Desenvolvimento e aplicação de funções escore otimizadas para previsão de afinidade entre proteínas e ligantes

Detalhes bibliográficos
Ano de defesa: 2020
Autor(a) principal: Waszak, Rosana da Silva
Orientador(a): Não Informado pela instituição
Banca de defesa: Não Informado pela instituição
Tipo de documento: Dissertação
Tipo de acesso: Acesso aberto
Idioma: por
Instituição de defesa: Pontifícia Universidade Católica do Rio Grande do Sul
Escola de Ciências
Brasil
PUCRS
Programa de Pós-Graduação em Biologia Celular e Molecular
Programa de Pós-Graduação: Não Informado pela instituição
Departamento: Não Informado pela instituição
País: Não Informado pela instituição
Palavras-chave em Português:
Link de acesso: http://tede2.pucrs.br/tede2/handle/tede/9136
Resumo: Cinases são as proteínas mais intensamente estudadas no desenvolvimento e desenho de fármacos. Dentre as cinases, as serino/treonino cinases não específicas representam um sistema proteico interessante para propósitos de modelagem, devido à grande disponibilidade de dados experimentais estruturais e funcionais. As serino/treonino cinases não específicas compreendem uma importante classe de proteínas alvo usadas para o desenvolvimento de fármacos para tratamento de câncer.
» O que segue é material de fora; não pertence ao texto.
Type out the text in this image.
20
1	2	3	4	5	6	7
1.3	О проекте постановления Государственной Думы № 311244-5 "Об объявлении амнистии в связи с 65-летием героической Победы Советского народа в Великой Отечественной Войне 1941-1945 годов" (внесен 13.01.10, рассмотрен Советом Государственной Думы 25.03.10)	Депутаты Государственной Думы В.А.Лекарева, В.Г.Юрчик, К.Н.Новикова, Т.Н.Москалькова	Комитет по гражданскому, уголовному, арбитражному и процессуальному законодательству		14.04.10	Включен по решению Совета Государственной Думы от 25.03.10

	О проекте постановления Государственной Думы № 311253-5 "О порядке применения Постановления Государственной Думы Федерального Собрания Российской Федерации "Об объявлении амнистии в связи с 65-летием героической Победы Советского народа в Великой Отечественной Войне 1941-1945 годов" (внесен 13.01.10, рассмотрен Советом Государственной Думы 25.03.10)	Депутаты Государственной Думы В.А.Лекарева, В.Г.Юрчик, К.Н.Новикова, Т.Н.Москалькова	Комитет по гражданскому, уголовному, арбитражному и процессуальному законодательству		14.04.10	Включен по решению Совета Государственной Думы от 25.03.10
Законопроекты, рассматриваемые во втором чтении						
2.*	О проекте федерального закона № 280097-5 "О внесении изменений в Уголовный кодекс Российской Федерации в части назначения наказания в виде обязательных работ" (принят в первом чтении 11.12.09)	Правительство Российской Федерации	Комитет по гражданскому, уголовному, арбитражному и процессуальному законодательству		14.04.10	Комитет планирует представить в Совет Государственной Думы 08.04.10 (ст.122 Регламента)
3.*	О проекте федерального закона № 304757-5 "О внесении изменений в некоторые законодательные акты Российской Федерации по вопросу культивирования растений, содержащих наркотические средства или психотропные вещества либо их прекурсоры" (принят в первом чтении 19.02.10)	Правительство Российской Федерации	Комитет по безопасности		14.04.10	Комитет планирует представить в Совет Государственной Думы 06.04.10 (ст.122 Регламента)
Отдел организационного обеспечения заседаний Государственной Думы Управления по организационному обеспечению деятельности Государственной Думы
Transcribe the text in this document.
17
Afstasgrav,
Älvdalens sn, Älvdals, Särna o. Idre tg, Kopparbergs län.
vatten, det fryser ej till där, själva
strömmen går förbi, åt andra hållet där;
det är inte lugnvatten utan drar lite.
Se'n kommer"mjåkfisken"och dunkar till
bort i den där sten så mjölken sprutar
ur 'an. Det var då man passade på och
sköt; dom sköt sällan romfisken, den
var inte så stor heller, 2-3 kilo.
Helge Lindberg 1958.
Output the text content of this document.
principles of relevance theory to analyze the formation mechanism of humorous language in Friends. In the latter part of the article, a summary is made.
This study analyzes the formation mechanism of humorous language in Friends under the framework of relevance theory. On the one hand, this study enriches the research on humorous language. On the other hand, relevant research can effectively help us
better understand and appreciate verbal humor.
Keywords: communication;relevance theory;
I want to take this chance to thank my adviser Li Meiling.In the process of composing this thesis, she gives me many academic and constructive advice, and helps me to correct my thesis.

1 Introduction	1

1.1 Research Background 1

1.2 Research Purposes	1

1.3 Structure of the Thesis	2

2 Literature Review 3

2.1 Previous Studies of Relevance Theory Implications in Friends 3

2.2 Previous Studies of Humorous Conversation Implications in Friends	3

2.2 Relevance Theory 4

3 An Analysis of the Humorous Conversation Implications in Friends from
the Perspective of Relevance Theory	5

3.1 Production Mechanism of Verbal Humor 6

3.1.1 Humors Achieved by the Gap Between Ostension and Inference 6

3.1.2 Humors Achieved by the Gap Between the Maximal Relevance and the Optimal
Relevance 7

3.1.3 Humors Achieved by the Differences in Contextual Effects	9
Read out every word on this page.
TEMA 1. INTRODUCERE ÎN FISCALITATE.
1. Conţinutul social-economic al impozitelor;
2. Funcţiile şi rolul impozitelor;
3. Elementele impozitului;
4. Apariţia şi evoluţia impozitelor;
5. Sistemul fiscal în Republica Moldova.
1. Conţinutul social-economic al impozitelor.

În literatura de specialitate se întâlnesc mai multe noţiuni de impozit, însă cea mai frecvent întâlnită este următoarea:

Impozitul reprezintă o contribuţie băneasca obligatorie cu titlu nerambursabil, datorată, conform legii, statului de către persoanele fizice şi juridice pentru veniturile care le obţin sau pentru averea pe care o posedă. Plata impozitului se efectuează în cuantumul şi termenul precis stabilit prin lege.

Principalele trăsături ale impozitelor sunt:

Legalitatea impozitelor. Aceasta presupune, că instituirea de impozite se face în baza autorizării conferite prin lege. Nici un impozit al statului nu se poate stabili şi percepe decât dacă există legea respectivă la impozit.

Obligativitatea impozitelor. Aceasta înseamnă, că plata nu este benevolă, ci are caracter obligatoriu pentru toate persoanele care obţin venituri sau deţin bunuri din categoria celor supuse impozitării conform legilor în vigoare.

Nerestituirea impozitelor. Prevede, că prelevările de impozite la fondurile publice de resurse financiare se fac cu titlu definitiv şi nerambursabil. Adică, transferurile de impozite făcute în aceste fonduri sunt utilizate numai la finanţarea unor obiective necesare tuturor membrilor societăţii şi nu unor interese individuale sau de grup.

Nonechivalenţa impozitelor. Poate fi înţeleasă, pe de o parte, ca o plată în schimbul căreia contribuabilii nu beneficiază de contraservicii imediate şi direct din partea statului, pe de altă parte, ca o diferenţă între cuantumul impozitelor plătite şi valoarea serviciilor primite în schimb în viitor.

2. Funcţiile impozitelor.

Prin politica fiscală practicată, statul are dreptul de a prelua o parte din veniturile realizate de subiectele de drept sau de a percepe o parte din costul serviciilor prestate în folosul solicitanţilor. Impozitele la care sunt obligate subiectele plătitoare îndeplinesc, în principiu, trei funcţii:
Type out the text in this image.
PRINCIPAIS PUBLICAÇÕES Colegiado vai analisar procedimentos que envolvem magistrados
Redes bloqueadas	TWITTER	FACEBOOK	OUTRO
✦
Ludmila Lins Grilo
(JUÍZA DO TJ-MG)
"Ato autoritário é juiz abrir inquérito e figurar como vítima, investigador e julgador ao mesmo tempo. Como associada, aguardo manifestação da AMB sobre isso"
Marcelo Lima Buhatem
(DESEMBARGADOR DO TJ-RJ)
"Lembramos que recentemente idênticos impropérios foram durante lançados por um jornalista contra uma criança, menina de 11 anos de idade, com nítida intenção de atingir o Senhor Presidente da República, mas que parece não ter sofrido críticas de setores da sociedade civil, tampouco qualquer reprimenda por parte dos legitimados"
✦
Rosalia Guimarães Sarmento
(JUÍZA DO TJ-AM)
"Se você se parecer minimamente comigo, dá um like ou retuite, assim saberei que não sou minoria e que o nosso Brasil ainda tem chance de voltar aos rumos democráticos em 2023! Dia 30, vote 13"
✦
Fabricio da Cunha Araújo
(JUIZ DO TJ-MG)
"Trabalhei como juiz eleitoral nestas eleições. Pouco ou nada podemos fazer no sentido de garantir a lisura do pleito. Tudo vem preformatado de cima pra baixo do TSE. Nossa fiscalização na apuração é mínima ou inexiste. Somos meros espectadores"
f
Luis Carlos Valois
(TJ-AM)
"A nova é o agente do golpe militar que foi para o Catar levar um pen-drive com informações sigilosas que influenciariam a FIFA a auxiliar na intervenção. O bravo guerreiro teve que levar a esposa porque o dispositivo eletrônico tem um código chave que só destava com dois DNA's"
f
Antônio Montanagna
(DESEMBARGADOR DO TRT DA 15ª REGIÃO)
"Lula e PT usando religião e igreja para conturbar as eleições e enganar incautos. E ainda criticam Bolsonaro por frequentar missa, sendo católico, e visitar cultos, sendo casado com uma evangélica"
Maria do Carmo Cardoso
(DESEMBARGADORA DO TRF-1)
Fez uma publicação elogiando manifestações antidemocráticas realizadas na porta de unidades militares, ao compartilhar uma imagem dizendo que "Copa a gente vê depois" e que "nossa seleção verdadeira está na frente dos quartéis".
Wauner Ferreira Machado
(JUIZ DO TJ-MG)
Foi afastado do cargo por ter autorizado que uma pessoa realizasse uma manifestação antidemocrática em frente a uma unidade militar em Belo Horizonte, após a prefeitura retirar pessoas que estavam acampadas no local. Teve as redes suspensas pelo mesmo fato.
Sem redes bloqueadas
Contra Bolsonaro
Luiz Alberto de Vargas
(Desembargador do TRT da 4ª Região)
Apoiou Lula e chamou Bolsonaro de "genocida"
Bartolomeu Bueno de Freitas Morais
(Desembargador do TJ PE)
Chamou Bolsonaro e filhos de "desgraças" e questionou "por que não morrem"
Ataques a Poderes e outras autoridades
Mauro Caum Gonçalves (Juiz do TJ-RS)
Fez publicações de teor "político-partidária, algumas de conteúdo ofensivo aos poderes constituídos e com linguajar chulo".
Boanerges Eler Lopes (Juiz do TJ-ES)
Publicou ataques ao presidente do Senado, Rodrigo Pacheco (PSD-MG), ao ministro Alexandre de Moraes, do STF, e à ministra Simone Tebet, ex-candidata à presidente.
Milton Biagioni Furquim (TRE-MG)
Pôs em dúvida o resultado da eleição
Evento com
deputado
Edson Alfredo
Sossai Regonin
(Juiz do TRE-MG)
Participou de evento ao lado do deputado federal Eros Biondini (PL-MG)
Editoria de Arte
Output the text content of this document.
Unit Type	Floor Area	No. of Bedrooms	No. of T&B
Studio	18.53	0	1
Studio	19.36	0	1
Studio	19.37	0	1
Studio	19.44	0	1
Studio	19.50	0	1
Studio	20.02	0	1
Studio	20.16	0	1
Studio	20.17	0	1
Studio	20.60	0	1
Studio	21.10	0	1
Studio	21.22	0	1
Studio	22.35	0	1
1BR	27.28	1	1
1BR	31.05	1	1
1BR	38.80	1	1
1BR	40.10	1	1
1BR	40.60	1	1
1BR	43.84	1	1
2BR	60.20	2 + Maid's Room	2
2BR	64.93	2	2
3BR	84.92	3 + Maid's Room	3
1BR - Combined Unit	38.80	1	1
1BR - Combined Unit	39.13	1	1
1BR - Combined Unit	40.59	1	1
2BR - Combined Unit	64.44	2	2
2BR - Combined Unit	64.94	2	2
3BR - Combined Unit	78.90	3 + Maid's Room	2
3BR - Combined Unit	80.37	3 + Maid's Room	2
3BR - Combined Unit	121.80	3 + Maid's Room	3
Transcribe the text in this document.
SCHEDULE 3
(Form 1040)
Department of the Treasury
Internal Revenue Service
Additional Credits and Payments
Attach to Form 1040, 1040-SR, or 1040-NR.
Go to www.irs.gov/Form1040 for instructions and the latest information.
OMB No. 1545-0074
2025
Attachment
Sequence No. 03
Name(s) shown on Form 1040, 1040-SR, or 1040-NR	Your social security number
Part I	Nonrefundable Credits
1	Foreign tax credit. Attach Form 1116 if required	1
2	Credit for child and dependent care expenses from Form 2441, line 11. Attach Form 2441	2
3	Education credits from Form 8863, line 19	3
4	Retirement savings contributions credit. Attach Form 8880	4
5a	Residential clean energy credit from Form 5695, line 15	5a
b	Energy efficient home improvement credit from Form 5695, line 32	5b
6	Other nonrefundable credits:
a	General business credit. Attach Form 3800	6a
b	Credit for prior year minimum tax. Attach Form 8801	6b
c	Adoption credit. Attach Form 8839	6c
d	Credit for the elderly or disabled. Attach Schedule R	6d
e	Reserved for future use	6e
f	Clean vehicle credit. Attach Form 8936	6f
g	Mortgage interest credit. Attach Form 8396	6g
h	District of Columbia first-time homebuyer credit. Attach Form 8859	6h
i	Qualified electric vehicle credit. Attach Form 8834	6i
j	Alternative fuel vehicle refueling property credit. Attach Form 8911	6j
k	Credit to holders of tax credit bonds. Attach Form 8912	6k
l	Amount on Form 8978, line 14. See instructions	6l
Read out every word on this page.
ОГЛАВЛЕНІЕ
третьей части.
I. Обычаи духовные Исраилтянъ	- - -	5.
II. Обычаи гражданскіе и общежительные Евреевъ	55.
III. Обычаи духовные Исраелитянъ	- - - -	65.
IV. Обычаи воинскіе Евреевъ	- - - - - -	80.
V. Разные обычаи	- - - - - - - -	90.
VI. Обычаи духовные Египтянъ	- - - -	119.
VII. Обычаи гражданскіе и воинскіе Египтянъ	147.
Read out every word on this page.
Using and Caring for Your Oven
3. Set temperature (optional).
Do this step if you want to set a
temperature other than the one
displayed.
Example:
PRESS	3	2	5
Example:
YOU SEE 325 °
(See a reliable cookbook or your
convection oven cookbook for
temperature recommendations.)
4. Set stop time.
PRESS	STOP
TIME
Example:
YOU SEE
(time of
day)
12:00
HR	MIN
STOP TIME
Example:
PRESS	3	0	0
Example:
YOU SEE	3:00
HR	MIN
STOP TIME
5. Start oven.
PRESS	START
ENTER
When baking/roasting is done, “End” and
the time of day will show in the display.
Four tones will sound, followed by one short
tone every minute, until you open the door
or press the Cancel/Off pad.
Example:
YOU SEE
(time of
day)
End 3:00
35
Neste estudo, foi descrita a criação de modelos de Aprendizado de Máquina para predição de afinidade entre proteínas e ligantes para esta classe enzimática. Foram utilizados para tal termos de energia calculados por Funções Escore clássicas disponíveis em programas como AutoDock4 e AutoDock Vina. Estes termos foram empregados para a criação de novas Funções Escore específicas para um conjunto de dados composto por aproximadamente 100 complexos proteína-ligante, para os quais dados experimentais como a estrutura cristalográfica e a constante de inibição estavam disponíveis. Foi aplicado também um método híbrido que utiliza a simulação de um sistema de massa-mola para determinar a afinidade de ligação, usando o programa Taba. Todas as Funções Escore geradas tiveram sua performance preditiva analisada. Os resultados mostram claramente que os modelos de aprendizado de máquina apresentam capacidade preditiva superior quando comparados com as Funções Escore clássicas. Além disso, os modelos de Aprendizado de Máquina gerados foram capazes de identificar características estruturais, responsáveis pela afinidade de ligação junto a serino/treonino cinases não específicas.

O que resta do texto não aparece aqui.